Doris looked at Jeremy, who was sniffing around the trunk of a tree down the path to the left. “Looks like he wants to go back there, too.”

“He’s just nosy.” Simon led the way down to the spot where Jeremy was inspecting the base of an overgrown shrub. A few yards ahead a tree had fallen across the path, blocking the way. They approached it and Simon laid his hands on the smooth greenish bark of the trunk. “It’s pretty much overgrown from this point on.”

Doris looked around her. “We’re, what, about halfway back?”

“I suppose.”

Doris turned to face him. “Listen, would you mind if I came back here tomorrow with a machete and branch lopper and cut my way back the rest of the way?”

Simon shrugged. “Sure, I don’t see why not. But wouldn’t it be easier just to go around to Murphy Road and enter the lot from the back end? If the church was back there, you’d probably find it a hell of a lot easier that way.”
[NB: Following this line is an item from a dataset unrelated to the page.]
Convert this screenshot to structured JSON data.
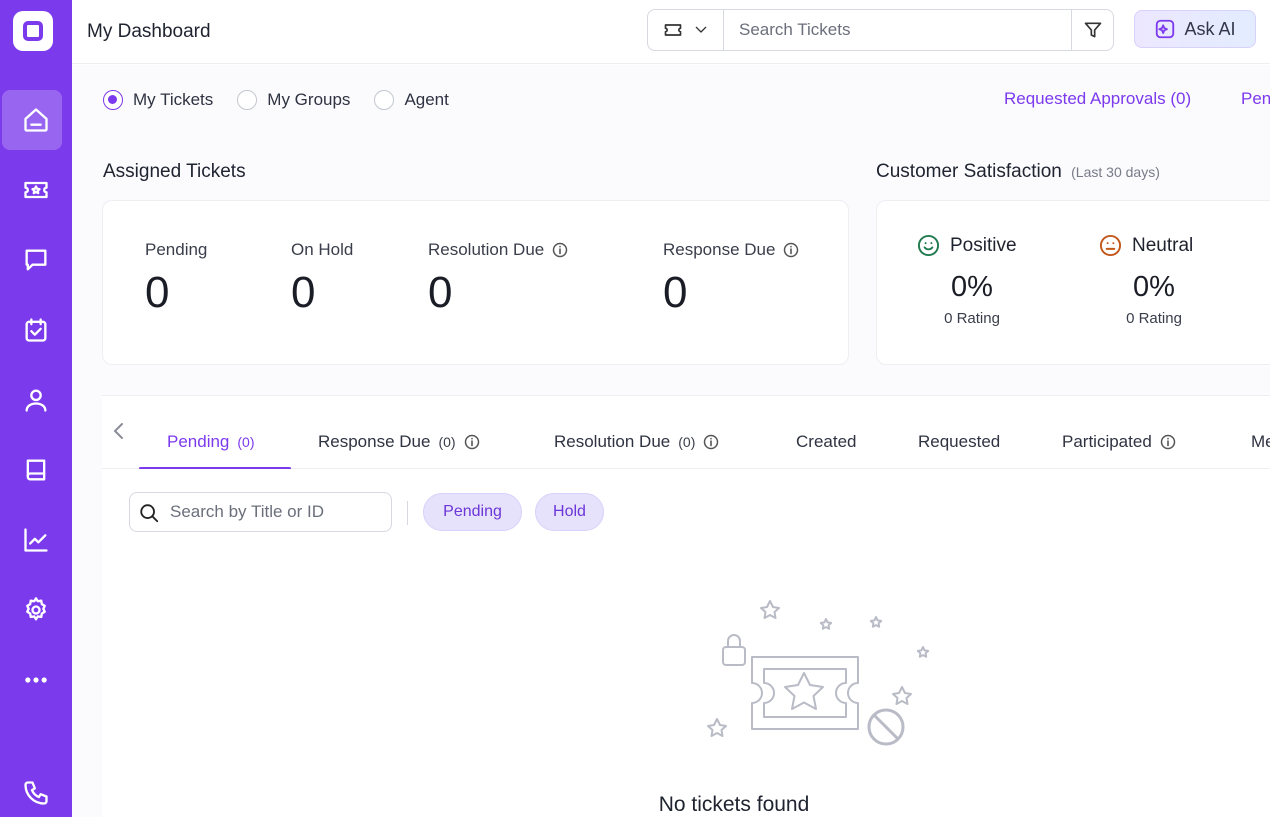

“Well, you’re probably right, but where’s the fun in that? Anyway, I like to be thorough. This way I’ll have a chance to see the entire lot, more or less. I imagine the Dorans used to walk this way back to the church for mass all the time, and the children would’ve come this way to attend school. Did I mention that the log church doubled as a school? Anyway, it’s impossible to know for sure exactly where their pathway cut through the woods, since it was a hundred and sixty-odd years ago now, but this route is as good as any, I’d say.”

Simon shrugged. “Go right ahead. I have no objections, that’s for sure.”

Doris glanced at her watch. “This will still leave me a couple of hours to work in the township archives. Have you seen them? They keep them in the basement of the museum.”

When Simon shook his head, she grimaced. “What a mess. They’ve never had the time to organize them, so it’s just a mass of cardboard boxes and plastic bags filled with papers and photographs and you name it. Somebody needs to spend a month cataloguing and filing it all.”

Simon stared at her.

“Hey, I’ve got a job already. Well, off we go.” She marched back up the path and Simon smiled, following her.

“Come on, Jeremy!” he called.

“I’ll drop by first thing tomorrow morning, if that’s okay,” Doris said over her shoulder.

“No problem.”

“Great! This is going to be fun.”

Jeremy, loping ahead of Simon to catch up with Doris, seemed to agree.